I got out of bed and walked over to the fridge, and pulled out an apple, some bread to toast, and after a moment of thought, reached into the cupboard to pull out some instant oatmeal. I shook out the oatmeal into a bowl, poured some water over it and watched the water start to steam and boil as it soaked into the thermo-reactive particles embedded in the oatmeal.
I watched the oatmeal, mesmerized like it was one of my campfires.
Within a few seconds it was done and piping hot. Topping it off with some brown sugar, I sat down at my counter, shining the apple on my pajama pant leg. I smelled burnt toast.
I wondered what was new in the future this morning, so I flicked on some Phuture News Network and waited for a flood of what was about to happen. Blank. Nothing was about to happen, apparently. All that was playing on Phuture News were images of me watching Phuture News with my oatmeal before me. Must be some kind of screwy trick Sid had going again. Ah well, I wasn’t going to play along. I just sat and quietly ate my oatmeal.

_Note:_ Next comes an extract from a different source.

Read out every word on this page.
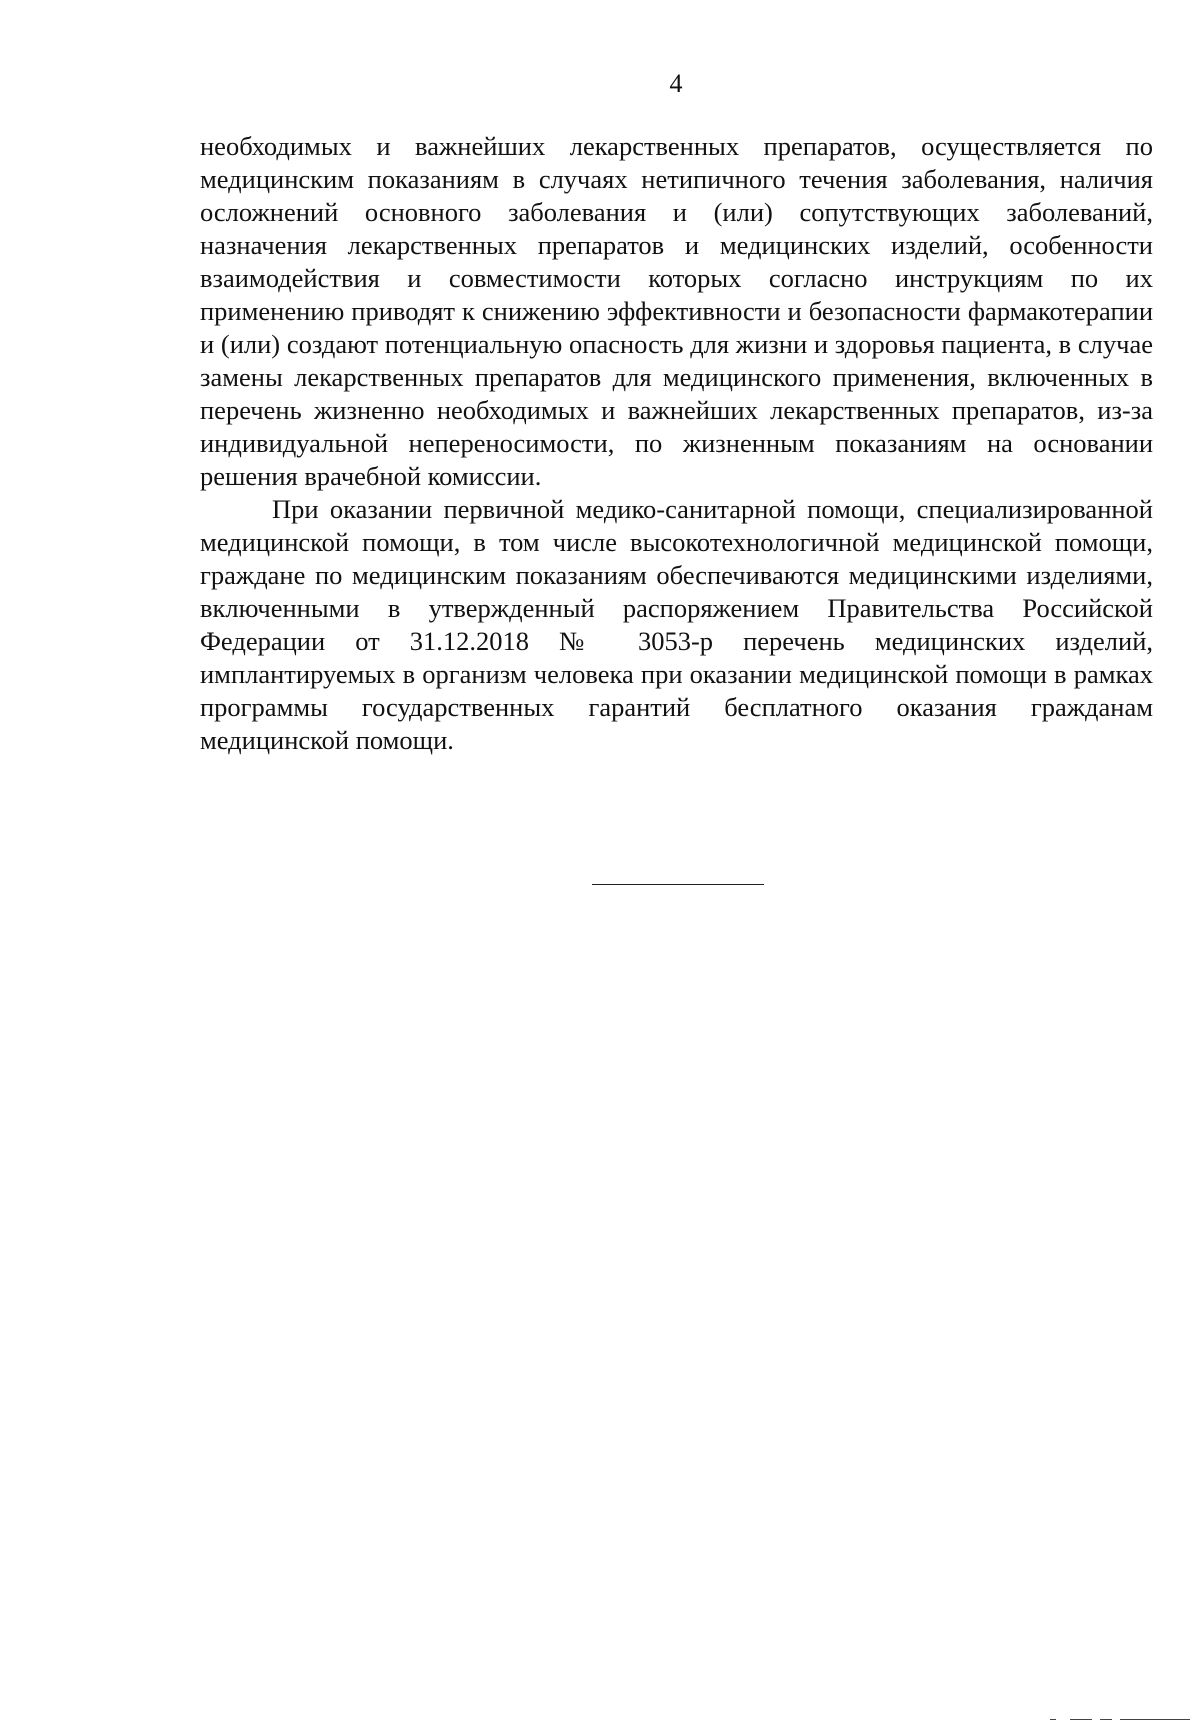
4

необходимых и важнейших лекарственных препаратов, осуществляется по медицинским показаниям в случаях нетипичного течения заболевания, наличия осложнений основного заболевания и (или) сопутствующих заболеваний, назначения лекарственных препаратов и медицинских изделий, особенности взаимодействия и совместимости которых согласно инструкциям по их применению приводят к снижению эффективности и безопасности фармакотерапии и (или) создают потенциальную опасность для жизни и здоровья пациента, в случае замены лекарственных препаратов для медицинского применения, включенных в перечень жизненно необходимых и важнейших лекарственных препаратов, из-за индивидуальной непереносимости, по жизненным показаниям на основании решения врачебной комиссии.

При оказании первичной медико-санитарной помощи, специализированной медицинской помощи, в том числе высокотехнологичной медицинской помощи, граждане по медицинским показаниям обеспечиваются медицинскими изделиями, включенными в утвержденный распоряжением Правительства Российской Федерации от 31.12.2018 № 3053-р перечень медицинских изделий, имплантируемых в организм человека при оказании медицинской помощи в рамках программы государственных гарантий бесплатного оказания гражданам медицинской помощи.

A deep chill passed by me, and a wave of goose bumps shivered across my exposed arms. Suddenly, I was having an out-of-body experience, watching myself as if through a pane of frosted glass. I was there, but not there. I felt calm. All the worries I had a second ago, about work, Brigitte, money—everything was suddenly gone, and I realized how small these worries really were. I was so calm, so cold, and there was that fog again, so familiar and yet so alien. Where was I? And why did I want to know?